In den dreißiger Jahren des vorherigen Jahrhunderts kam im dritten Reich, in Deutschland erstmal mit der Bewegung KdF (Kraft durch Freude) eine Möglichkeit auf, mit zum Beispiel Schiffen ferne Länder zu erleben und zu sehen.

Nach dem Krieg gab es Anfang der sechziger Jahre den Italien Boom, es folgten Spanien und weitere Länder. Noch in den frühen Siebzigern waren Fernreisen ein wahrer Luxus.

Es gab bei den Airlines nur Linienflugtickets zu heute unvorstellbaren Preisen. Die Sucht nach dem jährlichen Urlaub treibt oft seltsame Stilblüten.

Der so schon knappe oder defizitäre Haushalt wird gnadenlos überfordert, sodass die nächsten Monate Schmalhans Küchenmeister ist, oder schlimmeres. Das Verlangen nach fremden Ländern scheint so stark, dass selbst Lebensbedingungen unter schon fragwürdigsten Umständen und Bedingungen willig akzeptiert werden.

Man kommt gestresst von der Arbeit.

Am folgenden Tag steht der Reiselustige gleich wieder mitten in der Nacht auf, um sich meist schlechtgelaunt und unausgeschlafen der ersten Herausforderung zu stellen. Mit dem Gepäck, bei dem man bis zu letzt sicher ist, etwas Wichtiges vergessen zu haben, zum Flugplatz zu kommen. Dort stellt man sich in eine Reihe mit Menschen, die man nicht kennt und weil auch diese offensichtlich gestresst sind, auch nicht kennen lernen möchte.

Dass diese auch sehr früh aufgestanden sind, kann selbst die hartgesottene Nase nicht ignorieren.

Die Schlacht um die Plätze im Flugzeug beginnt unerbittlich und wird mit nachdrücklicher Härte ausgetragen.

Sollten noch Reste guter Laune vorhanden sein, ist diese spätestens bei dem Blick auf die Gepäckwaage atomisiert. Die nun folgende, unvermeidliche Diskussion mit der auch unausgeschlafenen Dame am Check In ist gnadenlos aber nicht zu gewinnen.

Die vielen Stunden der Schlaflosigkeit zeichnen die finster blicken Gesichter.

Der Flieger landet und die Energie reicht noch für das sinnlose Klatschen für die geglückte Landung. Das der Pilot dies nicht hören kann und will? Die Fluggesellschaft mehrere hunderttausend Euro ausgegeben hat und das dies kein Zufall ist, interessiert hier keinen.

Jetzt nur noch drei weitere Stunden Transfer und der Urlaub kann beginnen.
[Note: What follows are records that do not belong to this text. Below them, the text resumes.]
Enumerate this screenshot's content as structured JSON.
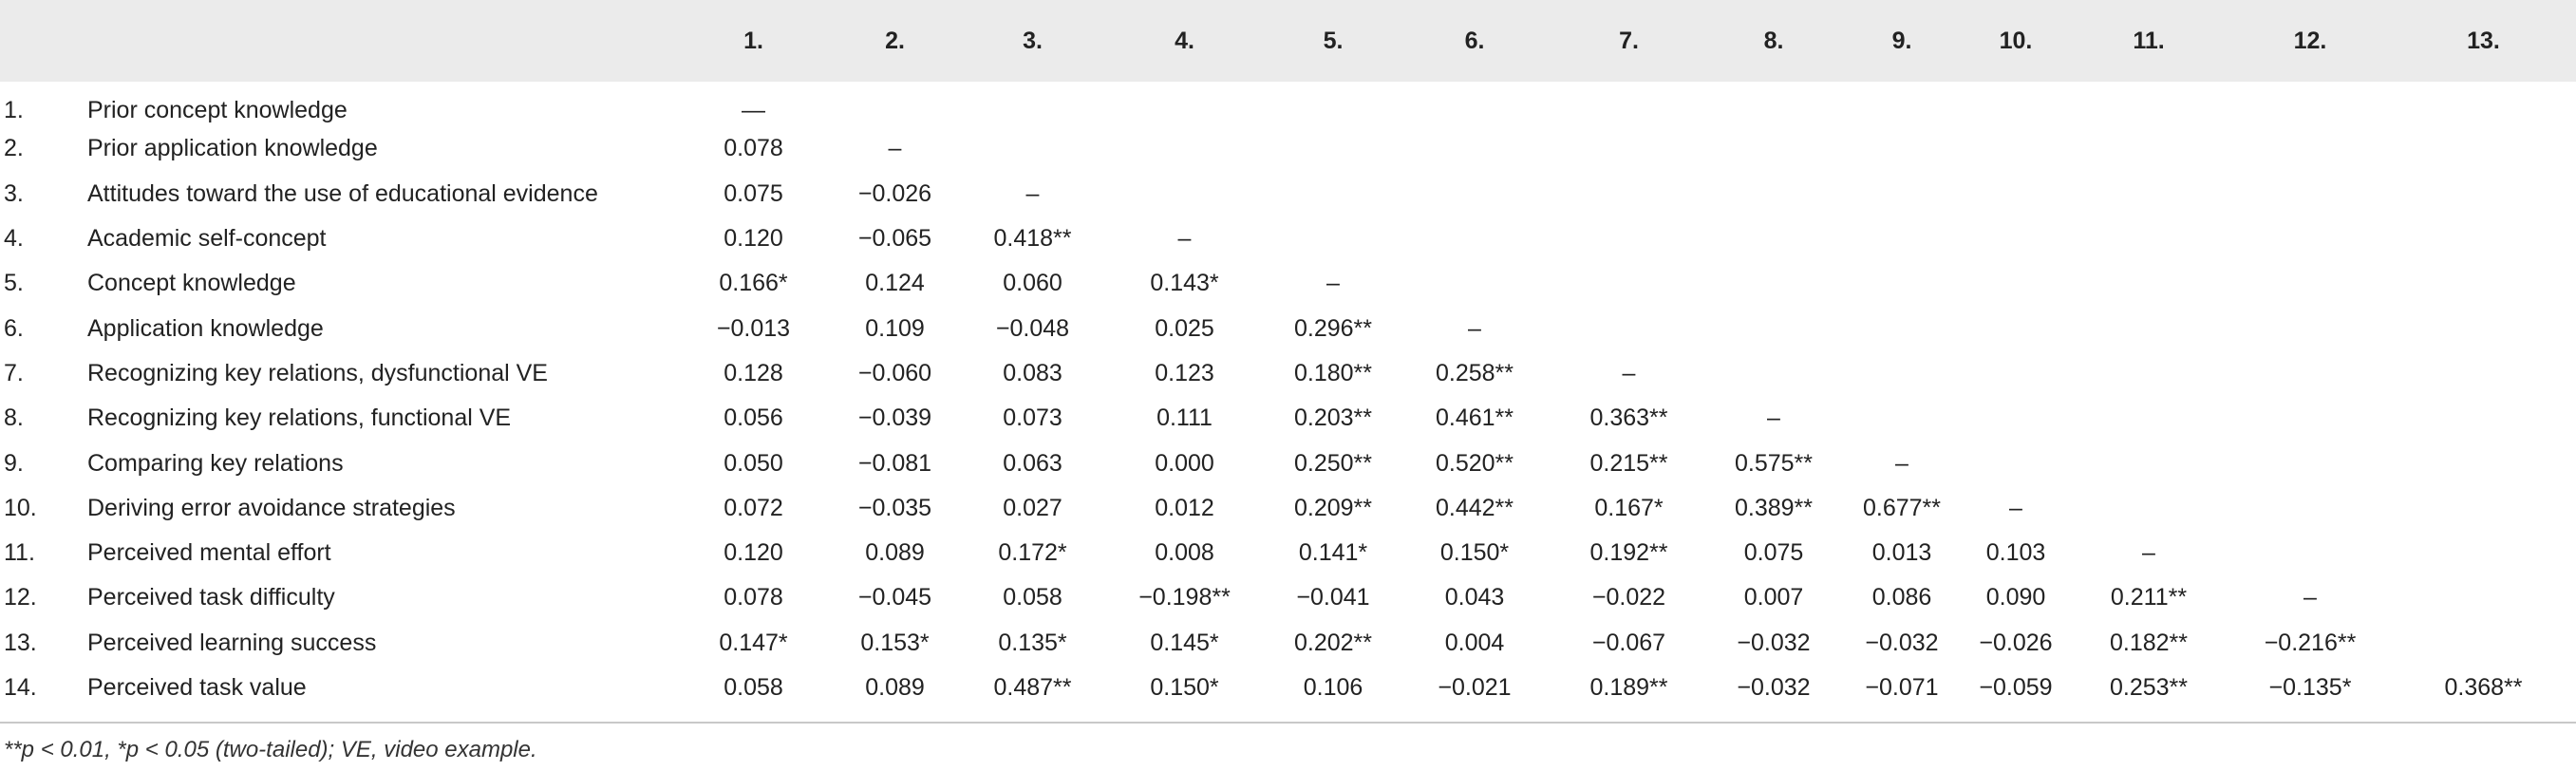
{
  "table": {
    "header": [
      "",
      "",
      "1.",
      "2.",
      "3.",
      "4.",
      "5.",
      "6.",
      "7.",
      "8.",
      "9.",
      "10.",
      "11.",
      "12.",
      "13."
    ],
    "rows": [
      {
        "num": "1.",
        "label": "Prior concept knowledge",
        "cells": [
          "—",
          "",
          "",
          "",
          "",
          "",
          "",
          "",
          "",
          "",
          "",
          "",
          ""
        ]
      },
      {
        "num": "2.",
        "label": "Prior application knowledge",
        "cells": [
          "0.078",
          "–",
          "",
          "",
          "",
          "",
          "",
          "",
          "",
          "",
          "",
          "",
          ""
        ]
      },
      {
        "num": "3.",
        "label": "Attitudes toward the use of educational evidence",
        "cells": [
          "0.075",
          "−0.026",
          "–",
          "",
          "",
          "",
          "",
          "",
          "",
          "",
          "",
          "",
          ""
        ]
      },
      {
        "num": "4.",
        "label": "Academic self-concept",
        "cells": [
          "0.120",
          "−0.065",
          "0.418**",
          "–",
          "",
          "",
          "",
          "",
          "",
          "",
          "",
          "",
          ""
        ]
      },
      {
        "num": "5.",
        "label": "Concept knowledge",
        "cells": [
          "0.166*",
          "0.124",
          "0.060",
          "0.143*",
          "–",
          "",
          "",
          "",
          "",
          "",
          "",
          "",
          ""
        ]
      },
      {
        "num": "6.",
        "label": "Application knowledge",
        "cells": [
          "−0.013",
          "0.109",
          "−0.048",
          "0.025",
          "0.296**",
          "–",
          "",
          "",
          "",
          "",
          "",
          "",
          ""
        ]
      },
      {
        "num": "7.",
        "label": "Recognizing key relations, dysfunctional VE",
        "cells": [
          "0.128",
          "−0.060",
          "0.083",
          "0.123",
          "0.180**",
          "0.258**",
          "–",
          "",
          "",
          "",
          "",
          "",
          ""
        ]
      },
      {
        "num": "8.",
        "label": "Recognizing key relations, functional VE",
        "cells": [
          "0.056",
          "−0.039",
          "0.073",
          "0.111",
          "0.203**",
          "0.461**",
          "0.363**",
          "–",
          "",
          "",
          "",
          "",
          ""
        ]
      },
      {
        "num": "9.",
        "label": "Comparing key relations",
        "cells": [
          "0.050",
          "−0.081",
          "0.063",
          "0.000",
          "0.250**",
          "0.520**",
          "0.215**",
          "0.575**",
          "–",
          "",
          "",
          "",
          ""
        ]
      },
      {
        "num": "10.",
        "label": "Deriving error avoidance strategies",
        "cells": [
          "0.072",
          "−0.035",
          "0.027",
          "0.012",
          "0.209**",
          "0.442**",
          "0.167*",
          "0.389**",
          "0.677**",
          "–",
          "",
          "",
          ""
        ]
      },
      {
        "num": "11.",
        "label": "Perceived mental effort",
        "cells": [
          "0.120",
          "0.089",
          "0.172*",
          "0.008",
          "0.141*",
          "0.150*",
          "0.192**",
          "0.075",
          "0.013",
          "0.103",
          "–",
          "",
          ""
        ]
      },
      {
        "num": "12.",
        "label": "Perceived task difficulty",
        "cells": [
          "0.078",
          "−0.045",
          "0.058",
          "−0.198**",
          "−0.041",
          "0.043",
          "−0.022",
          "0.007",
          "0.086",
          "0.090",
          "0.211**",
          "–",
          ""
        ]
      },
      {
        "num": "13.",
        "label": "Perceived learning success",
        "cells": [
          "0.147*",
          "0.153*",
          "0.135*",
          "0.145*",
          "0.202**",
          "0.004",
          "−0.067",
          "−0.032",
          "−0.032",
          "−0.026",
          "0.182**",
          "−0.216**",
          ""
        ]
      },
      {
        "num": "14.",
        "label": "Perceived task value",
        "cells": [
          "0.058",
          "0.089",
          "0.487**",
          "0.150*",
          "0.106",
          "−0.021",
          "0.189**",
          "−0.032",
          "−0.071",
          "−0.059",
          "0.253**",
          "−0.135*",
          "0.368**"
        ]
      }
    ]
  },
  "footnote": "**p < 0.01, *p < 0.05 (two-tailed); VE, video example."
}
Es folgt ein traumloser Schlaf in einem schlechten Bett, der letztendlich, dass zerstört, was die Sitze im Flugzeug nicht vollbracht haben. Die hellhörige Bauweise des Domizils am Urlaubsort versagt dem Erholungssuchenden seinen Anspruch darauf, endlich Ruhe zu finden. Zuhause hätte man längst mit Polizei oder hilfsweise unter Einsatz des Militärs für Ruhe gesorgt.
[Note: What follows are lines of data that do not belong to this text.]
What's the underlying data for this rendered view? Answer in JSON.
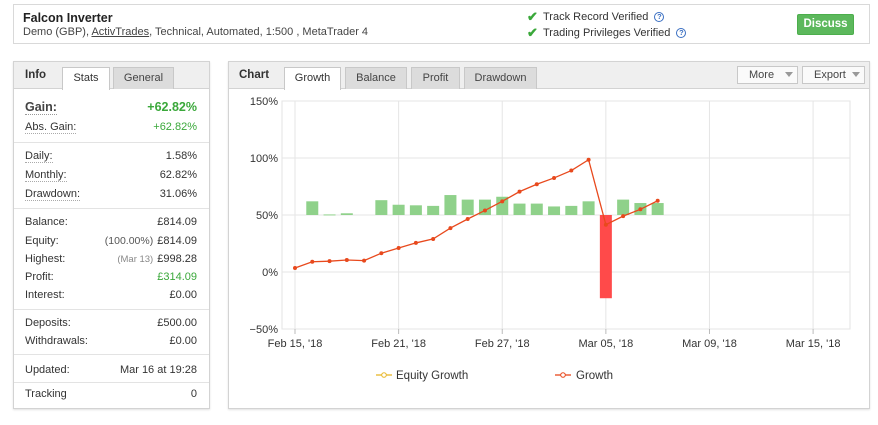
{
  "header": {
    "title": "Falcon Inverter",
    "subtitle_pre": "Demo (GBP), ",
    "broker": "ActivTrades",
    "subtitle_post": ", Technical, Automated, 1:500 , MetaTrader 4",
    "verif1": "Track Record Verified",
    "verif2": "Trading Privileges Verified",
    "help_glyph": "?",
    "discuss": "Discuss"
  },
  "info": {
    "title": "Info",
    "tabs": [
      "Stats",
      "General"
    ],
    "gain_label": "Gain:",
    "gain_value": "+62.82%",
    "abs_gain_label": "Abs. Gain:",
    "abs_gain_value": "+62.82%",
    "daily_label": "Daily:",
    "daily_value": "1.58%",
    "monthly_label": "Monthly:",
    "monthly_value": "62.82%",
    "drawdown_label": "Drawdown:",
    "drawdown_value": "31.06%",
    "balance_label": "Balance:",
    "balance_value": "£814.09",
    "equity_label": "Equity:",
    "equity_pct": "(100.00%)",
    "equity_value": "£814.09",
    "highest_label": "Highest:",
    "highest_date": "(Mar 13)",
    "highest_value": "£998.28",
    "profit_label": "Profit:",
    "profit_value": "£314.09",
    "interest_label": "Interest:",
    "interest_value": "£0.00",
    "deposits_label": "Deposits:",
    "deposits_value": "£500.00",
    "withdrawals_label": "Withdrawals:",
    "withdrawals_value": "£0.00",
    "updated_label": "Updated:",
    "updated_value": "Mar 16 at 19:28",
    "tracking_label": "Tracking",
    "tracking_value": "0"
  },
  "chart_panel": {
    "title": "Chart",
    "tabs": [
      "Growth",
      "Balance",
      "Profit",
      "Drawdown"
    ],
    "more": "More",
    "export": "Export"
  },
  "chart_data": {
    "type": "line",
    "x_ticks": [
      "Feb 15, '18",
      "Feb 21, '18",
      "Feb 27, '18",
      "Mar 05, '18",
      "Mar 09, '18",
      "Mar 15, '18"
    ],
    "y_ticks": [
      "150%",
      "100%",
      "50%",
      "0%",
      "−50%"
    ],
    "ylim": [
      -50,
      150
    ],
    "colors": {
      "growth": "#e8491d",
      "equity": "#e8b72a",
      "bar_pos": "#8fd18a",
      "bar_neg": "#ff4a4a"
    },
    "legend": [
      "Equity Growth",
      "Growth"
    ],
    "growth": [
      {
        "d": 0,
        "y": 3.5
      },
      {
        "d": 1,
        "y": 9
      },
      {
        "d": 2,
        "y": 9.5
      },
      {
        "d": 3,
        "y": 10.5
      },
      {
        "d": 4,
        "y": 10
      },
      {
        "d": 5,
        "y": 16.5
      },
      {
        "d": 6,
        "y": 21
      },
      {
        "d": 7,
        "y": 25.5
      },
      {
        "d": 8,
        "y": 29
      },
      {
        "d": 9,
        "y": 38.5
      },
      {
        "d": 10,
        "y": 46.5
      },
      {
        "d": 11,
        "y": 54
      },
      {
        "d": 12,
        "y": 62
      },
      {
        "d": 13,
        "y": 70.5
      },
      {
        "d": 14,
        "y": 77
      },
      {
        "d": 15,
        "y": 82.5
      },
      {
        "d": 16,
        "y": 89
      },
      {
        "d": 17,
        "y": 98.5
      },
      {
        "d": 18,
        "y": 41.5
      },
      {
        "d": 19,
        "y": 49
      },
      {
        "d": 20,
        "y": 55
      },
      {
        "d": 21,
        "y": 62.5
      }
    ],
    "bars": [
      {
        "d": 1,
        "v": 12
      },
      {
        "d": 2,
        "v": 0.5
      },
      {
        "d": 3,
        "v": 1.5
      },
      {
        "d": 5,
        "v": 13
      },
      {
        "d": 6,
        "v": 9
      },
      {
        "d": 7,
        "v": 8.5
      },
      {
        "d": 8,
        "v": 8
      },
      {
        "d": 9,
        "v": 17.5
      },
      {
        "d": 10,
        "v": 13.5
      },
      {
        "d": 11,
        "v": 13.5
      },
      {
        "d": 12,
        "v": 16
      },
      {
        "d": 13,
        "v": 10
      },
      {
        "d": 14,
        "v": 10
      },
      {
        "d": 15,
        "v": 7.5
      },
      {
        "d": 16,
        "v": 8
      },
      {
        "d": 17,
        "v": 12
      },
      {
        "d": 18,
        "v": -73
      },
      {
        "d": 19,
        "v": 13.5
      },
      {
        "d": 20,
        "v": 10.5
      },
      {
        "d": 21,
        "v": 10.5
      }
    ]
  }
}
Aber hier im Urlaub ist das ja schön.

Die bekannten Szenarien mit Sonnenliegen, Taschendieben, korrupten Behörden und Beamten sind hinlänglich bekannt und sollen hier nicht weiter ausgeführt werden.

Nachdem Durchfallerkrankungen, Sonnenbrand und der eingetretene Stachel eines Seeigels das Besteigen des Fliegers unter Mithilfe der am Strand so verhassten Mitwettbewerber ermöglicht hat, geht das Ganze wieder rückwärts nach Hause.

Dort bräuchte man nach dem Urlaub erst einmal eine vierwöchige Einweisung in eine Reha-Klinik.

Aber auf Nachfragen der Kollegen war es ein Traumurlaub so richtig schön. Erholt habe man sich wahnsinnig und man könne das nur weiter empfehlen.

Für den Psychologen sind diese scheinbar schizophrenen Psychosen, mit einer ausgeprägten, narzisstischen Persönlichkeitsstörung, bei Erwachsenen, wohl zutiefst therapiebedürftig.

Der »normale« Mensch, macht es immer wieder und wieder, bis zur Selbstaufgabe.

Gibt es eine Alternative?

Warum in die Ferne schweifen, wenn das Gute liegt so nah.

Es muss nicht um jeden Preis immer eine Fernreise sein, um sich zu erholen.